Bir saniye içinde, parmakları Kara Göze temas etmiş ve o korkunç fısıltılar zihninde yankılanmaya başlamıştı.

Aynı zamanda, bu yozlaşmış nesne sayesinde pek çok tuhaf siyah iplik de görünür hale gelmişti.

Bu ince iplikler, birbirlerine dolaşmış bir şekilde havada süzülse de, Klein onların kime ait olduklarını ayırt edebiliyordu.

İpliklerin kaynağı olan figürler, birer birer Klein'ın zihninde yansımaya başlamıştı. Ranzalarda yatan kadın, erkek ve çocuklar, yer yataklarında uyuyan kiracılar...

Bunun dışında, özel bir nokta ya da gizli bir figür yoktu.

Klein, elini Kara Göz'den çektiğinde gördüğü hayali imgeler ve kulaklarındaki uğultu yavaşça kayboldu.

Acıya karşı koymaya çalışırken sessizce ilerlemeye devam ediyordu. Biraz daha rahatlayabildiğinde diğer odayı da hemen inceleyecekti.

Ancak ne yazık ki, tüm binayı arasa da olay yerini düzgünce gözlemleyebileceği bir yer bulamamıştı.

Huhh. Huhh... Klein bir balkonun köşesine doğru kıvrıldı, elleri dizlerinde, ağır ağır nefes alıyordu.

Gözlerinin kenarından yaşlar akıyor, zaman zaman da burnunu çekiyordu.

Bu, kısa süre içinde pek çok kez Kara Göz'e temas etmenin sonucuydu. Klein'ın bu alandaki direnci bile onu bu nesneden tam olarak koruyamamıştı.

Onu sevindiren tek şey, nesnenin kendisini tamamen yoldan çıkarmaması, yalnızca acı vermesiydi. Aksi halde uzun zaman önce bundan vazgeçip bir daha denemeye kalkmazdı. Bu, onu doğrudan deliliğe sürüklerdi.
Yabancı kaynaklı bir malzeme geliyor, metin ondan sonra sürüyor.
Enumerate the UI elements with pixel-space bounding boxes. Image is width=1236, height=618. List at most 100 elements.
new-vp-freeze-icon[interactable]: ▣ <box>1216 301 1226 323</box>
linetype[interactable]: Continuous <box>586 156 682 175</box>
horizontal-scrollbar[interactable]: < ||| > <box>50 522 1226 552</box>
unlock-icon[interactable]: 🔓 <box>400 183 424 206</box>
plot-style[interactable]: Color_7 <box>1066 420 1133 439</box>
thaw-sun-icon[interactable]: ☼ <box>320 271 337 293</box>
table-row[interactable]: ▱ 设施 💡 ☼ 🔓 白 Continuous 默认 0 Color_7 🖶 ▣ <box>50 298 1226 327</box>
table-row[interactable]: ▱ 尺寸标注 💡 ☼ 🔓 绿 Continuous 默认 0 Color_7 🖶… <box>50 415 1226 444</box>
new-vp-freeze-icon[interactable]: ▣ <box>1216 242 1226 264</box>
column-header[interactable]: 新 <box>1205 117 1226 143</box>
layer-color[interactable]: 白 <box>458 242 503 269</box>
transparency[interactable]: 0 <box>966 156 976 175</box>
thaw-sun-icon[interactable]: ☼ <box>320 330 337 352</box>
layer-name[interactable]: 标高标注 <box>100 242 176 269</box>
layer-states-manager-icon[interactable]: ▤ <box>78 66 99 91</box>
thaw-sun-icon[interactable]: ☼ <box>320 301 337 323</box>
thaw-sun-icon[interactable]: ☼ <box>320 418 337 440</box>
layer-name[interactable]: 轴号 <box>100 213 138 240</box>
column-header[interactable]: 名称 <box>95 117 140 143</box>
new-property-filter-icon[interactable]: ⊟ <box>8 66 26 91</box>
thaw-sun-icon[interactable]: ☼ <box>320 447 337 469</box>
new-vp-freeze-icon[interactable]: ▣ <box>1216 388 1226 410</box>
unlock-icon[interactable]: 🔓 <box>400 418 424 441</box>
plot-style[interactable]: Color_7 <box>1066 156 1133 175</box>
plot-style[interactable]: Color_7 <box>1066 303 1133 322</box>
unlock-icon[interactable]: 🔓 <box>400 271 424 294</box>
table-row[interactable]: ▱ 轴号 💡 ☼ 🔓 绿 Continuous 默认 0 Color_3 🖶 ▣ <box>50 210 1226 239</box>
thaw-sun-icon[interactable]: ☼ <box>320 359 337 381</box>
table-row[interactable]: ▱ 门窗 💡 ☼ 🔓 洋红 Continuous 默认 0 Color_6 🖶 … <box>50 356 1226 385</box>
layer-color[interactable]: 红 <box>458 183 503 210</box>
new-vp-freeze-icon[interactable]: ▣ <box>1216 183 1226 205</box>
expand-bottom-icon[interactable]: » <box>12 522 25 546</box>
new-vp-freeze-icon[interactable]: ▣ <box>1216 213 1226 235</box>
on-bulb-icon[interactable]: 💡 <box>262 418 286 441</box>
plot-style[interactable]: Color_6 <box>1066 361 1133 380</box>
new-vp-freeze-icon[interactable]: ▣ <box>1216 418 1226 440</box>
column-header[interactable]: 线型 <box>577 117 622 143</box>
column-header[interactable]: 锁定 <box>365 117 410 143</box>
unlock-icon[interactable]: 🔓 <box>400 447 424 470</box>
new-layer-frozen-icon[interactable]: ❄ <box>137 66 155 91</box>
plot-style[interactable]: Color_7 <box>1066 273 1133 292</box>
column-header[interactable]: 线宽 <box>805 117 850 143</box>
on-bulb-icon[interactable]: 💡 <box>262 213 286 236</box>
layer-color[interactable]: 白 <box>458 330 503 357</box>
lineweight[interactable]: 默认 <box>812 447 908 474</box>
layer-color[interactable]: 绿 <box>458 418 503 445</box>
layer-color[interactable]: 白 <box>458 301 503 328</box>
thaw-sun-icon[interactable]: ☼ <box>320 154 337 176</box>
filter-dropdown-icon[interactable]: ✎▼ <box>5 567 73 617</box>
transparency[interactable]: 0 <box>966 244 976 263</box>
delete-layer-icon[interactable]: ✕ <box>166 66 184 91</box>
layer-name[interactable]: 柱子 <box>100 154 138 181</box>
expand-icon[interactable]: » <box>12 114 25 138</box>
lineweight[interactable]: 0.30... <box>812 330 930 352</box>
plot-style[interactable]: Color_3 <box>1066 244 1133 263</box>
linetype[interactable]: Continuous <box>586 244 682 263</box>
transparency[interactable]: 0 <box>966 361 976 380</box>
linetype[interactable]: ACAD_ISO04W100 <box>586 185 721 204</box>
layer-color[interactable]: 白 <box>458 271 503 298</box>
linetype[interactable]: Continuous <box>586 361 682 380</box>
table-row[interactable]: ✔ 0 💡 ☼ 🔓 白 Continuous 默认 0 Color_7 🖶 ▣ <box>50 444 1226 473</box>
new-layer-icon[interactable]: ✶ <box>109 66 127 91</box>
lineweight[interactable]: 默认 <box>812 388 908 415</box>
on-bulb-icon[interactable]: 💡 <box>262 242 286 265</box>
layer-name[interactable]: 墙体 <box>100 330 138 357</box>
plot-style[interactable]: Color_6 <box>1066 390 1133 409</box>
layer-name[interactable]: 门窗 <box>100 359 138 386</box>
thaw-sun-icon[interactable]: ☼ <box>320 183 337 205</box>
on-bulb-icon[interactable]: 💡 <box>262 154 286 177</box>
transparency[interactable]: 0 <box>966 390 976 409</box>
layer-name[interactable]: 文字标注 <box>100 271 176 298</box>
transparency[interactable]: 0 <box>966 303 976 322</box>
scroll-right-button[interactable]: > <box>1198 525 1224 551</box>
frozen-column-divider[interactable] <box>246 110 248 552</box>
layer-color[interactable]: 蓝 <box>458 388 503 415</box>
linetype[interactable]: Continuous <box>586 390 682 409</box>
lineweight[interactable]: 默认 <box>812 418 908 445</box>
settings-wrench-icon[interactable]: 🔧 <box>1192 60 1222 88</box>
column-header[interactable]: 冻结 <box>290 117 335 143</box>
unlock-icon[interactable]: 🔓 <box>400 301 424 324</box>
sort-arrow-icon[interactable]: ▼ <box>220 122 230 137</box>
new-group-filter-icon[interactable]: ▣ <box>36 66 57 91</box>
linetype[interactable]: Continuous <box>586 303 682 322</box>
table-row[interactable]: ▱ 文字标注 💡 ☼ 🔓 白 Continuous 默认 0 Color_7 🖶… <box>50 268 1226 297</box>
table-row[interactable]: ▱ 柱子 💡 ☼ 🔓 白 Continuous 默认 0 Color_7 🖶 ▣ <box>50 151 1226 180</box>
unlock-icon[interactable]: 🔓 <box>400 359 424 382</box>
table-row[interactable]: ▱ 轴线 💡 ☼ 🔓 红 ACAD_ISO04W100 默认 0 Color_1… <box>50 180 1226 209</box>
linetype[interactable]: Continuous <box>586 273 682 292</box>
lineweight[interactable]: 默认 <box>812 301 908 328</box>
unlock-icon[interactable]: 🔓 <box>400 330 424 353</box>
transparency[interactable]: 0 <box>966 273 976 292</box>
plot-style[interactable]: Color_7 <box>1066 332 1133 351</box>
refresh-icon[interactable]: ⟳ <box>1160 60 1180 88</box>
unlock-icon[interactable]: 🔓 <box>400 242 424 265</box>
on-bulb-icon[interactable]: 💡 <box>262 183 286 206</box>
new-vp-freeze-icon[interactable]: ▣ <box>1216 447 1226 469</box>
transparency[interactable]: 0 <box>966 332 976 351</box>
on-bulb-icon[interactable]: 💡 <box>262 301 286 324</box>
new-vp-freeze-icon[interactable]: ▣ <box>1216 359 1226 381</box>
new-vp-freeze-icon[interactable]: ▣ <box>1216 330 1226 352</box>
Klein bir süre dinlendikten sonra sonunda sakinleşmiş, farklı bir daireye geçmişti, ancak buranın manzarası da yeterince iyi değildi.

Yanlış mı yorumladım acaba? İpuçları olay yerinde mi? Klein yeniden sokağa dönüp patlamanın gerçekleştiği binaya doğru şüpheli bir bakış attı.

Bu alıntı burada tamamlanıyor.